Background: Triaging of newly referred patients at rheumatology outpatient clinics aims to prioritize patients who are most in need of urgent care, such as patients with rheumatoid arthritis (RA). Frequently the referral letters are manually reviewed. With the recent surge of natural language processing (NLP) methods the opportunity arises to identify patients at high risk for having RA automatically based on the description by the general practitioner (GP).
Objectives: Our goal is to develop a predictive model for RA by leveraging NLP and machine learning on GP referral letters
Methods: We acquired GP referral letters from patients that visited the rheumatology outpatient clinic at Reumazorg ZWN between 2015 and 2022. Among the 8,613 patients with a referral letter, 638 classified as RA, by having an RA-ICD code, 3 months of follow up and a conventional DMARD prescribed. The contents of the letters were processed with a term frequency by inverse document frequency (TF-IDF) transformation and randomly split into a developmental- and test set. We trained an eXtreme Gradient Boosting (XGB)[1] technique in a 5 fold cross validation with a nested hyperparameter tuning procedure on 80% of the data. The performance of our classifier was evaluated with an area under the ROC (AUC-ROC) - and Precision Recall curve (AUC-PRC) in the 20% hold out set. We used the Shapley Additive Explanation (SHAP) to identify the key words and their impact.
Results: The patients selected with our predefined criteria constituted a typical RA group of seropositive middle aged female patients (Table 1). Our RA-classifier achieved an AUC-ROC of 0.77 (CI: 0.74 -0.81) and AUC-PR of 0.29 (CI: 0.23-0.37) in the hold out test set. According to SHAP, the most important predictors were the mentioning of fibromyalgia, RA or the ICPC code for rheumatic musculoskeletal complaints (L88). Notably, the location of pain was also informative: hands, wrist and metacarpophalangeal (MCP) joints were positively associated whereas back-pain problems were negatively associated with RA.
Table 1. Baseline characteristics of RA and non-RA patients
Presented are * binary variables as n(%) and continuous as median (Q1-Q3) or mean (SD).
Overview of the classifier showing performance according to Receiver Operating Characteristic curve (a) and the Precision recall curve (b), calibration (c) and most important predicting features according to SHAP (d). The ROC-AUC (a) shows the diagnostic ability of the model compared to a random assignment (dashed line), whereas the PR-AUC (b) shows the trade-off between sensitivity and precision. The perfect classifier would have its ROC-curve reaching the top-left and PR-curve reaching the top-right. The calibration plot (c) shows the agreement between the predicted probabilities of the classifier and the actual outcomes. SHAP shows the impact and direction of the most informative words in the referral letter per patient (=dot). If the words are frequently occurring for that patient its colored pink, if its absent its colored blue .
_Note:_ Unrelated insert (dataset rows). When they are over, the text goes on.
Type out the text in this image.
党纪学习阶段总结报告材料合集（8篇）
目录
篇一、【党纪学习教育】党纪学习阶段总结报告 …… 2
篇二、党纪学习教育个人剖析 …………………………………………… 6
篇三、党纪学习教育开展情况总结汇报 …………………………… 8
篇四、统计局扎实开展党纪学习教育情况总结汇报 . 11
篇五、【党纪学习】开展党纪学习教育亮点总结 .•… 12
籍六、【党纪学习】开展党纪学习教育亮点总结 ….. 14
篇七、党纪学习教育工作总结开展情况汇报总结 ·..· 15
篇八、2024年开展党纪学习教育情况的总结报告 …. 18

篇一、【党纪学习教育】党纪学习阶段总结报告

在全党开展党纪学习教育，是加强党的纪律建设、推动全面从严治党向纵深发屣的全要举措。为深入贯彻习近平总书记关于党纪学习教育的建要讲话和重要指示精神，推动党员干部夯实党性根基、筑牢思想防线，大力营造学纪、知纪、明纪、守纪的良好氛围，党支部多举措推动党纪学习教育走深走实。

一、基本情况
Conclusion: Our XGB machine learning model can differentiate RA from non-RA based on referral letters. This demonstrates the predictive value of referral letters in the early detection of RA, which can consequently facilitate early care and reduce workload of clinicians (i.e. creating RA fast tracks). Our next step is to investigate whether this results from the correct diagnosis by the primary care physician or whether our algorithm detects other structures in the text related to RA.
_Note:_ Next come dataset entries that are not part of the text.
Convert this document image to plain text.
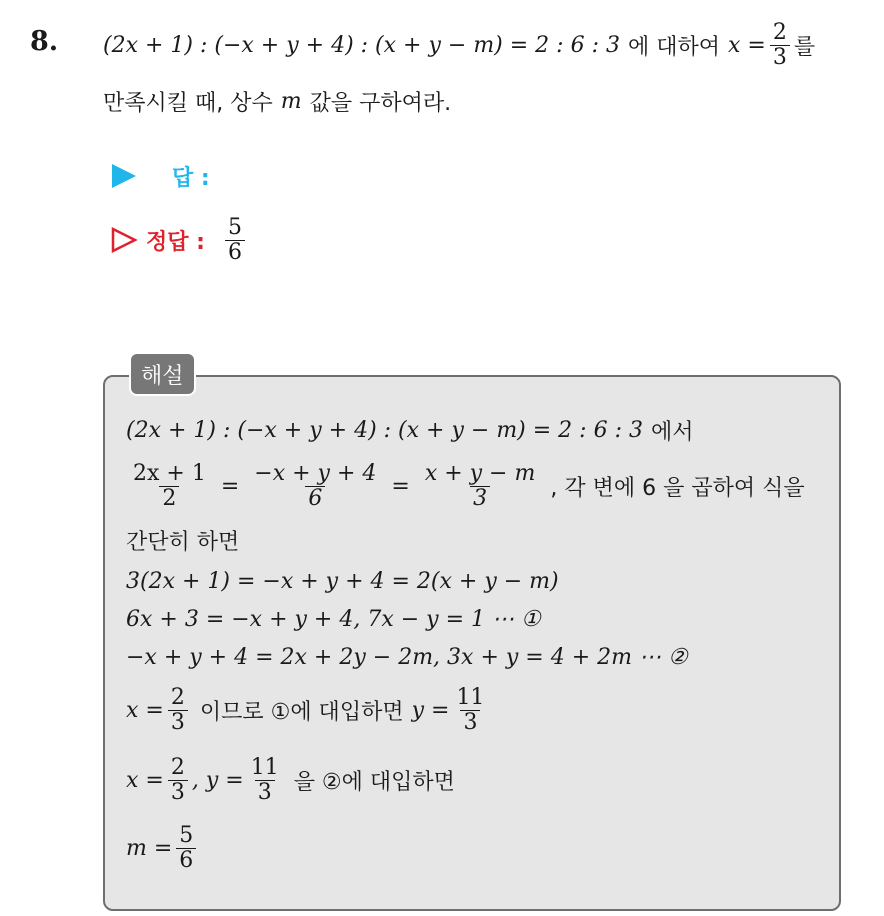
8. (2x + 1) : (−x + y + 4) : (x + y − m) = 2 : 6 : 3 에 대하여 $x = \frac{2}{3}$ 를
만족시킬 때, 상수 m 값을 구하여라.
답 :
정답 : $\frac{5}{6}$
해설
(2x + 1) : (−x + y + 4) : (x + y − m) = 2 : 6 : 3 에서
$\frac{2x + 1}{2} = \frac{-x + y + 4}{6} = \frac{x + y - m}{3}$ , 각 변에 6 을 곱하여 식을
간단히 하면
3(2x + 1) = −x + y + 4 = 2(x + y − m)
6x + 3 = −x + y + 4, 7x − y = 1 ⋯ ①
−x + y + 4 = 2x + 2y − 2m, 3x + y = 4 + 2m ⋯ ②
$x = \frac{2}{3}$ 이므로 ①에 대입하면 $y = \frac{11}{3}$
$x = \frac{2}{3}$ , $y = \frac{11}{3}$ 을 ②에 대입하면
$m = \frac{5}{6}$
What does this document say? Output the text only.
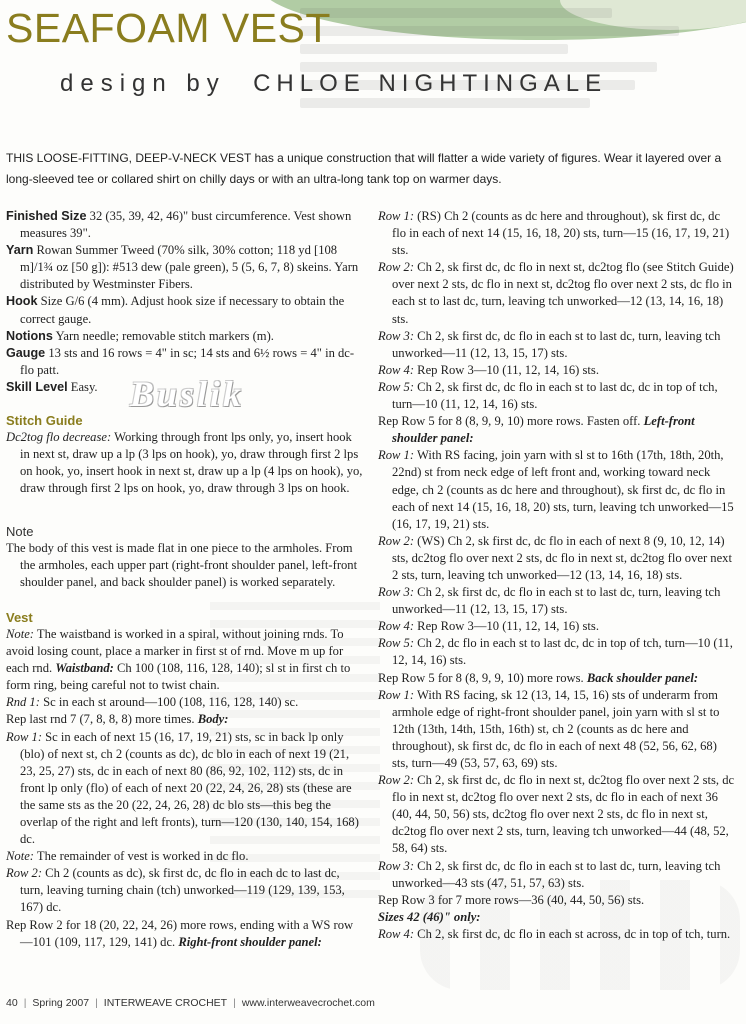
SEAFOAM VEST
design by CHLOE NIGHTINGALE
THIS LOOSE-FITTING, DEEP-V-NECK VEST has a unique construction that will flatter a wide variety of figures. Wear it layered over a long-sleeved tee or collared shirt on chilly days or with an ultra-long tank top on warmer days.

Finished Size 32 (35, 39, 42, 46)" bust circumference. Vest shown measures 39".

Yarn Rowan Summer Tweed (70% silk, 30% cotton; 118 yd [108 m]/1¾ oz [50 g]): #513 dew (pale green), 5 (5, 6, 7, 8) skeins. Yarn distributed by Westminster Fibers.

Hook Size G/6 (4 mm). Adjust hook size if necessary to obtain the correct gauge.

Notions Yarn needle; removable stitch markers (m).

Gauge 13 sts and 16 rows = 4" in sc; 14 sts and 6½ rows = 4" in dc-flo patt.

Skill Level Easy.

Stitch Guide

Dc2tog flo decrease: Working through front lps only, yo, insert hook in next st, draw up a lp (3 lps on hook), yo, draw through first 2 lps on hook, yo, insert hook in next st, draw up a lp (4 lps on hook), yo, draw through first 2 lps on hook, yo, draw through 3 lps on hook.

Note

The body of this vest is made flat in one piece to the armholes. From the armholes, each upper part (right-front shoulder panel, left-front shoulder panel, and back shoulder panel) is worked separately.

Vest

Note: The waistband is worked in a spiral, without joining rnds. To avoid losing count, place a marker in first st of rnd. Move m up for each rnd. Waistband: Ch 100 (108, 116, 128, 140); sl st in first ch to form ring, being careful not to twist chain.

Rnd 1: Sc in each st around—100 (108, 116, 128, 140) sc.

Rep last rnd 7 (7, 8, 8, 8) more times. Body:

Row 1: Sc in each of next 15 (16, 17, 19, 21) sts, sc in back lp only (blo) of next st, ch 2 (counts as dc), dc blo in each of next 19 (21, 23, 25, 27) sts, dc in each of next 80 (86, 92, 102, 112) sts, dc in front lp only (flo) of each of next 20 (22, 24, 26, 28) sts (these are the same sts as the 20 (22, 24, 26, 28) dc blo sts—this beg the overlap of the right and left fronts), turn—120 (130, 140, 154, 168) dc.

Note: The remainder of vest is worked in dc flo.

Row 2: Ch 2 (counts as dc), sk first dc, dc flo in each dc to last dc, turn, leaving turning chain (tch) unworked—119 (129, 139, 153, 167) dc.

Rep Row 2 for 18 (20, 22, 24, 26) more rows, ending with a WS row—101 (109, 117, 129, 141) dc. Right-front shoulder panel:

Buslik

Row 1: (RS) Ch 2 (counts as dc here and throughout), sk first dc, dc flo in each of next 14 (15, 16, 18, 20) sts, turn—15 (16, 17, 19, 21) sts.

Row 2: Ch 2, sk first dc, dc flo in next st, dc2tog flo (see Stitch Guide) over next 2 sts, dc flo in next st, dc2tog flo over next 2 sts, dc flo in each st to last dc, turn, leaving tch unworked—12 (13, 14, 16, 18) sts.

Row 3: Ch 2, sk first dc, dc flo in each st to last dc, turn, leaving tch unworked—11 (12, 13, 15, 17) sts.

Row 4: Rep Row 3—10 (11, 12, 14, 16) sts.

Row 5: Ch 2, sk first dc, dc flo in each st to last dc, dc in top of tch, turn—10 (11, 12, 14, 16) sts.

Rep Row 5 for 8 (8, 9, 9, 10) more rows. Fasten off. Left-front shoulder panel:

Row 1: With RS facing, join yarn with sl st to 16th (17th, 18th, 20th, 22nd) st from neck edge of left front and, working toward neck edge, ch 2 (counts as dc here and throughout), sk first dc, dc flo in each of next 14 (15, 16, 18, 20) sts, turn, leaving tch unworked—15 (16, 17, 19, 21) sts.

Row 2: (WS) Ch 2, sk first dc, dc flo in each of next 8 (9, 10, 12, 14) sts, dc2tog flo over next 2 sts, dc flo in next st, dc2tog flo over next 2 sts, turn, leaving tch unworked—12 (13, 14, 16, 18) sts.

Row 3: Ch 2, sk first dc, dc flo in each st to last dc, turn, leaving tch unworked—11 (12, 13, 15, 17) sts.

Row 4: Rep Row 3—10 (11, 12, 14, 16) sts.

Row 5: Ch 2, dc flo in each st to last dc, dc in top of tch, turn—10 (11, 12, 14, 16) sts.

Rep Row 5 for 8 (8, 9, 9, 10) more rows. Back shoulder panel:

Row 1: With RS facing, sk 12 (13, 14, 15, 16) sts of underarm from armhole edge of right-front shoulder panel, join yarn with sl st to 12th (13th, 14th, 15th, 16th) st, ch 2 (counts as dc here and throughout), sk first dc, dc flo in each of next 48 (52, 56, 62, 68) sts, turn—49 (53, 57, 63, 69) sts.

Row 2: Ch 2, sk first dc, dc flo in next st, dc2tog flo over next 2 sts, dc flo in next st, dc2tog flo over next 2 sts, dc flo in each of next 36 (40, 44, 50, 56) sts, dc2tog flo over next 2 sts, dc flo in next st, dc2tog flo over next 2 sts, turn, leaving tch unworked—44 (48, 52, 58, 64) sts.

Row 3: Ch 2, sk first dc, dc flo in each st to last dc, turn, leaving tch unworked—43 sts (47, 51, 57, 63) sts.

Rep Row 3 for 7 more rows—36 (40, 44, 50, 56) sts.

Sizes 42 (46)" only:

Row 4: Ch 2, sk first dc, dc flo in each st across, dc in top of tch, turn.

40 | Spring 2007 | INTERWEAVE CROCHET | www.interweavecrochet.com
REFERENCES: [1] Chen, T. et al. Xgboost: extreme gradient boosting. R package version 0.4-2, 14 (2015), 1-4.
Acknowledgements: This project has received funding from the European Union via the Horizon grant for SPIDERR (activity No. 101080711) and via the EIT health body for DigiPrevent (funded in April 2022). The study has further received funding by the ZonMW Klinische Fellow No. 40-00703-97-19069, as well as the Zonmw Open Competitie, No. 09120012110075.
Disclosure of Interests: None declared.